鵬:巨大すぎる鳥だがもともとは魚というカオスな神鳥

鵬(ほう peng2 ポン)

鵬は中国神話中で最大の鳥であり、鯤(こん)が変化したものだと言われています。中国で鵬という漢字は《説文》や《字林》などの書籍によると鳳の古字であると言います。《説文》には、”鳳は飛び、万の群鳥が従い、故に朋は朋党と言う字を為した。”とあります。

日本でも昭和の大横綱の大鵬や薬品会社の大鵬薬品などにその名が見られておりますので、日本では鵬は割と身近な存在であったことを伺わせます。

鵬の字の左の朋は群鳥の王の地位に由来しています。これから鵬と鳳凰は同じトーテムを源流に持っており、次第に分かれて行き特徴も異なるようになっていったと推測できます。

鵬が中国の古代文献中で最も早くその名が見られるのは《庄子》です。庄周は、《庄子ー逍遥》中で、”北冥に魚がおり、その名を鯤と言った。鯤の大きさは数千里に及んだ。変化し鳥となり、名は鵬となった。鵬の背は数千里に渡り、怒り飛ぶとその広げた翼は天の雲のようであった。”とあり、巨大な鯤という魚が巨大な鵬と言う鳥に変わったことが書かれています。




《神異経ー中荒経》には、大鳥”希有”の描写があり、おそらく大鵬の別称であると考えられています。”崑崙山に銅の柱があり、その高さは天に届きいわゆる天柱也。周囲は三千里あり円状に削ったかの如くであった。上には大鳥がおり、名を希有と言い、南を向いており広げた左翼は東王公を覆い、右翼は西王母を覆っている。背の上には所々羽が無く一万九千里あり、西王母は羽の上に登り東王公に会った。”とあります。一万九千里とは崑崙山から東海までの距離を言っていると考えられています。

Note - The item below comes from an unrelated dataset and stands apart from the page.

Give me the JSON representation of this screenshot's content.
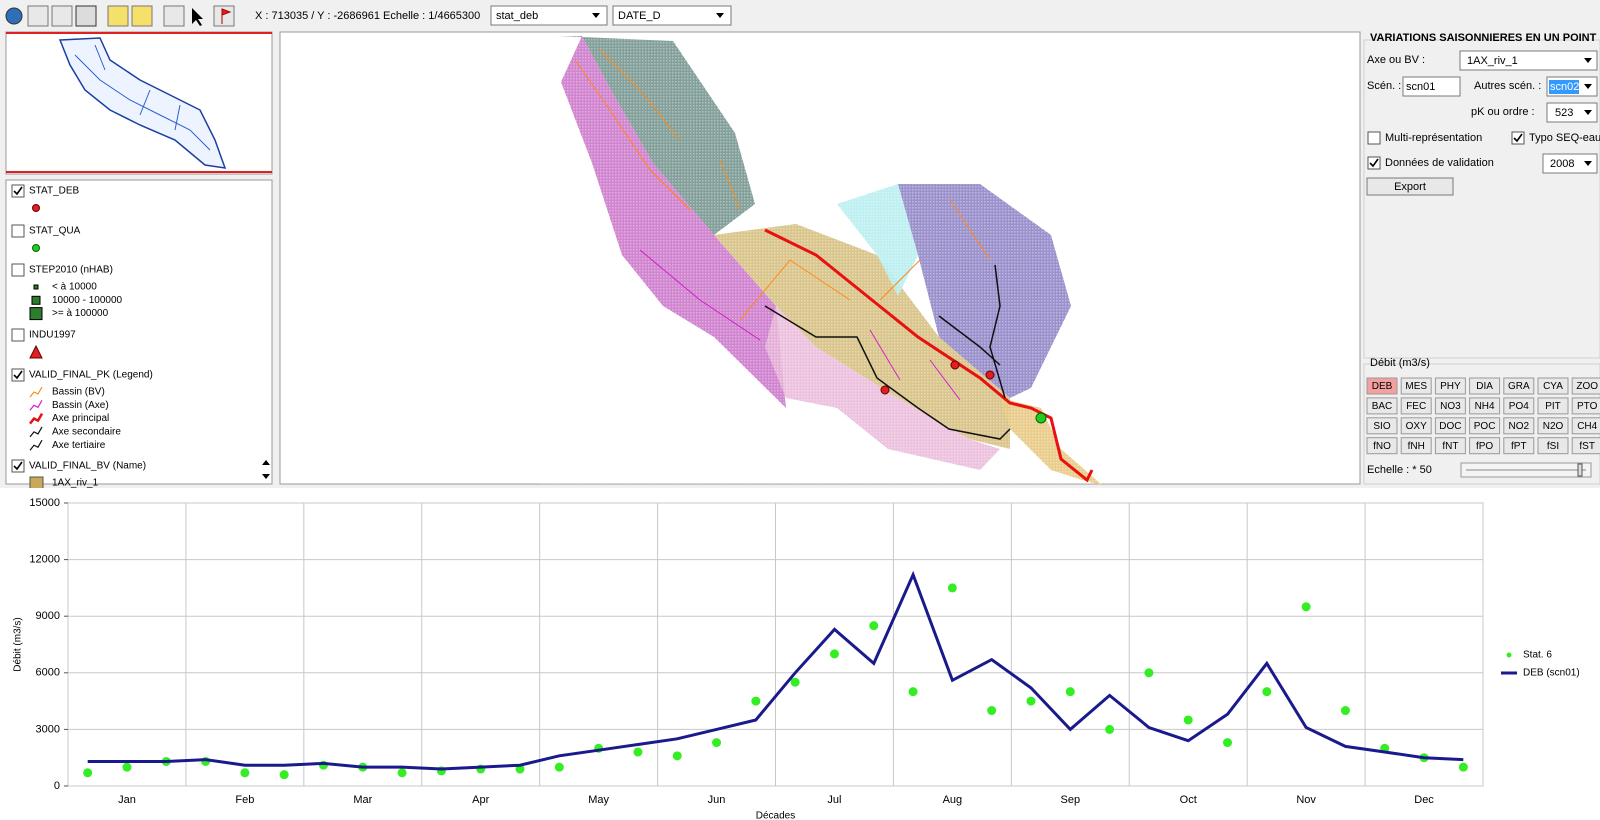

《水経注》には、この《神異経》を引用した一文があり、”希有が有り、緑赤の二色で鳴かず食べず、東は東王公を覆い、西は西王母を覆い、王母が東へ行きたいときにはその背を通って行った。”とあります。希有の体の色は緑と赤で、鳴かないのみならず餌も食べないと《神異経》の記述にさらなる情報を付加しています。

金翅鳥の描写は明清時代の小説に多く見られます。有名な西遊記には獅駝国の三大王は”雲程万里鵬”と称し、”) 風運海、振北図南”(元々は庄子からの引用)に達し、一度羽ばたくだけで九万里を飛び、如来仏祖と淵源に有る、と書かれています。《封神演義》には、大鵬は”羽翼仙”と称し、貪食好殺で燃灯道人に降伏させられました。

東方、西方の各民族は現代まで大鵬鳥の伝説を多く語り継いでいます。

蔵族の創世歌である《斯巴形成歌》中には、”混ざり合っていた天地が分かれたのが大鵬である。”とあり、大鵬の卵は人を生みこれが蔵族の始祖とされています。また、西蔵仏教では憤怒の相の仏像の頭頂には大鵬金翅鳥が飛んでおり、多くの蔵族は大鵬金翅鳥の像を身に着けています。これは大鵬を身に着けることで吉祥と智慧と能力を獲得できると信じているためです。